Before an Irreducible Complexity crackpot uses that argument: this complexity is of course not irreducible. It just takes millions of years and the reproduction of the exact mutations and variations in circumstances to reproduce it exactly. A shorter time period, different mutations and circumstances could lead to something akin to this amount of complexity.


Myers is attacking Kurzweil on the assumption that Kurzweil is actually proposing that the brain's structure should be reverse-engineesed from DNA, which would be intractably hard. Only Kurzweil isn't saying this anywhere. Instead, he seems to be using DNA as a measure for the amount of irreducible complexity that needs to go into a system that will end up with the complexity of a human brain.

This is like saying that the underlying complexity of the Mandelbrot is the set of pairs of real numbers.


Since, going by your analogy, we're talking about how hard it is to build a machine that will draw us the Mandelbrot set, isn't that exactly the point?


If, by "draw us the Mandelbrot set" you mean the whole set, and not tiny, low-resolution approximations of the set then yes.


Form my limited understanding, it's simpler than it appears. It's a wire routing problem.

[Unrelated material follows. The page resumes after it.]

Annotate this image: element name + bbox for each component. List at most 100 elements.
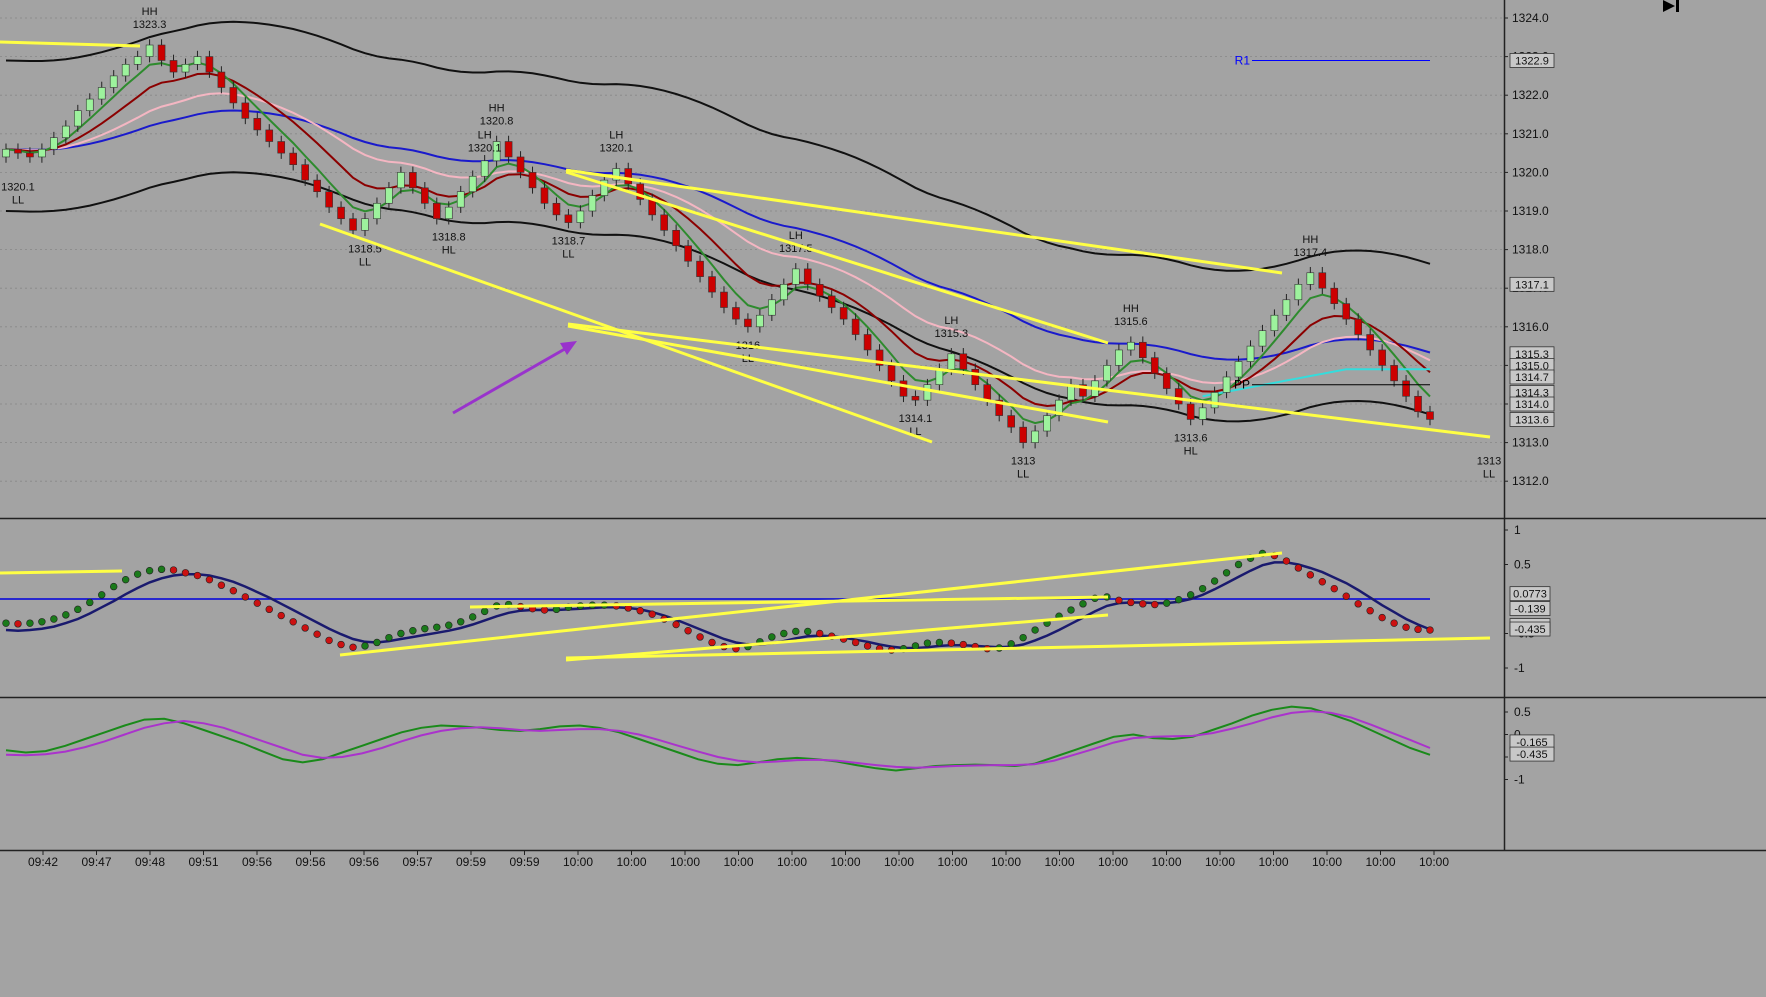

Each neuron "knows" where it is going based on the proximity of its fellows, just as other cells know to become a liver based on who their neighbors are. Given a nascent brain, it is trained into an intelligence by external input. Neurons are pruned and connections strengthened.

As I see it, a significant problem is designing a substrate in silicon, or whatever, that has the requisite complexity. I would not be too surprised to find out that the layout program for an AI is not too different in complexity from today's largest software projects.